How effective is your distribution?
Posted by angela.duerr on July 29th, 2008Recently, I was asking a luxury brand winery about their distribution in key states. The winery pulled up their order history with a various distributors and noticed the impressive dollar amount that was sold in a key market place we were inquiring about.  The winery replied; I have great distribution. With a closer look, the owner noticed that the distributor had not taken their allocation this year. After I left, he phoned the distributor and learned that only a small percentage had actually been sold of the PREVIOUS allocation. In fact, the distributor went into detail about the economy, they needed sample bottles and extra enticements to help push the wine and possible discounts applied.Â
The next phone call I received from the owner, was “let’s talk about your direct to trade program.” The particular state is a top wine consumtion state and the owner learned that he was only in very few locations and not in the ”on premise” locations he had been promised. There is a difference between distribution and effective distribution and it’s time wineries pose the questions and take more control. I am not suggesting that all distributors are not effective; however, at the very least, wineries need to examine the options that are now available.
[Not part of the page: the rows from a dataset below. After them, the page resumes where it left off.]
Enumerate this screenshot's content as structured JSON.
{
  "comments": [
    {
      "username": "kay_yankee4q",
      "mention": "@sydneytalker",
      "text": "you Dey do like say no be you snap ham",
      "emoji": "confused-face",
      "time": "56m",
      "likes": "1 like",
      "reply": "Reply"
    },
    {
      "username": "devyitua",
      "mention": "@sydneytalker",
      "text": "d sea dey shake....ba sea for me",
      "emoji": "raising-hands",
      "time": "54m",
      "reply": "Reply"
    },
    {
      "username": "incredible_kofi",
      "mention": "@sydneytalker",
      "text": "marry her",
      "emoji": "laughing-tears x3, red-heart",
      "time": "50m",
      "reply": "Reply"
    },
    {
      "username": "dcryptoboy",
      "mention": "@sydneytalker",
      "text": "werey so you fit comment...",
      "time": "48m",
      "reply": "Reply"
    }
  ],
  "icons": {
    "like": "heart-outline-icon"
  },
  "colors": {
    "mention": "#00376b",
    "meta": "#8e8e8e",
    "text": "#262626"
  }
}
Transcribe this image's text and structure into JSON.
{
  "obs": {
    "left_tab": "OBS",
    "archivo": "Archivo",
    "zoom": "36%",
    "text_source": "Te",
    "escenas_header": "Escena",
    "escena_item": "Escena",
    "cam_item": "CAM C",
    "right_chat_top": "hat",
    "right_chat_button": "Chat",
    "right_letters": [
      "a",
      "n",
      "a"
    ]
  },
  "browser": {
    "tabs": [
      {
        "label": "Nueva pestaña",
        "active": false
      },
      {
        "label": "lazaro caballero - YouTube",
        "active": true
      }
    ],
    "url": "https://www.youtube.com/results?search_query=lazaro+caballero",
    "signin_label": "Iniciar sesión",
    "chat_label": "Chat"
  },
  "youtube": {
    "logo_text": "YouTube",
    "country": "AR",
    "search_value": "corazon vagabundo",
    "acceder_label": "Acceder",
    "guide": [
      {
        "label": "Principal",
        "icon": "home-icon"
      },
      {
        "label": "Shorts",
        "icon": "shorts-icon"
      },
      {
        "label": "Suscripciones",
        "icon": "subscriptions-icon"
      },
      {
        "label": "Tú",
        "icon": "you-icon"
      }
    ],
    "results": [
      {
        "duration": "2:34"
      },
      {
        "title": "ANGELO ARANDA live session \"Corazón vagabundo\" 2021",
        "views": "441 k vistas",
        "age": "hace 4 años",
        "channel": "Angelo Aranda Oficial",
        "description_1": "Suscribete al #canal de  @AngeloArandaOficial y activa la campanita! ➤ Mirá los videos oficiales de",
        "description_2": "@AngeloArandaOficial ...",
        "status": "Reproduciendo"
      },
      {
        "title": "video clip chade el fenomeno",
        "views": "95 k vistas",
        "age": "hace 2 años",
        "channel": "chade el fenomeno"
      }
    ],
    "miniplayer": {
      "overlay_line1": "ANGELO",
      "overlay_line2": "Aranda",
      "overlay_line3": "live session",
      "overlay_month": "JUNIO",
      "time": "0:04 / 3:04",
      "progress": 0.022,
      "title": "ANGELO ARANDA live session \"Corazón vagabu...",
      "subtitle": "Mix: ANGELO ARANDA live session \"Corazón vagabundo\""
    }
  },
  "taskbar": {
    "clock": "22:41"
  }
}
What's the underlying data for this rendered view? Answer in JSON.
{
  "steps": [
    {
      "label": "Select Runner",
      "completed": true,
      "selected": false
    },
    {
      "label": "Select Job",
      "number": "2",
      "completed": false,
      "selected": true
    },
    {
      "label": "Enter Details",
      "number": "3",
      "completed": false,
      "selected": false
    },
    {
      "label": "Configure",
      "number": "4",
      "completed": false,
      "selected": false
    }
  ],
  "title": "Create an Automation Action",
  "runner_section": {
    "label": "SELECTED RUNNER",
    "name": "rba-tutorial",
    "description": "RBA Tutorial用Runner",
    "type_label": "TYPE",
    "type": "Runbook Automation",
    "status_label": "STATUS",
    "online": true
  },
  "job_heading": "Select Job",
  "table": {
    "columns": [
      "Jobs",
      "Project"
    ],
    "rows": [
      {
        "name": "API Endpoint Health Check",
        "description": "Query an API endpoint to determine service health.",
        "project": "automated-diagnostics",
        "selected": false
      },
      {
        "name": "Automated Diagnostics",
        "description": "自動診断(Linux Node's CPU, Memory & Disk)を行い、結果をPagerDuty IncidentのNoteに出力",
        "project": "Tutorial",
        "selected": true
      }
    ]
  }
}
The North Bay Business Journal had this article yesterday and it spoke well to my recent experience and Inertia’s direct to trade offering; here is a portion of the article to share:
Napa-based Inertia, which has developed a system for automating order handling and regulatory compliance through the three-tier system, now is more actively promoting its program for direct-to-trade shipping, commonly called self-distribution, to a dozen U.S. markets with seven pending, according to Kristi Taaffe, vice president of marketing.
Previously, Inertia offered wineries that use its REThink system for direct-to-consumer shipping the ability to ship wine directly to trade accounts that place orders online, starting with New York in December 2006. Later, the company invited certain wineries to participate.
Now, Inertia has bolstered its salesforce to promote automated self-distribution.
Currently, Inertia offers direct-to-trade shipments to Arizona, California, Connecticut, the District of Columbia, Florida, Illinois, New York, Ohio, Oregon, Vermont, Washington and Wyoming.


July 29th, 2008 at 11:24 am
Great real world example Angela. I want to point out that the 12 states Direct-to-Trade is currently live in makes up for over 50% of U.S. consumption. There are 8 states pending including Texas and New Jersey which will sew up over 75%
July 29th, 2008 at 8:10 pm
Thanks Corey for your input; while direct to trade is more at the “toddler” stage with the industry as a whole; in 5 years or less; direct to trade will be main stream.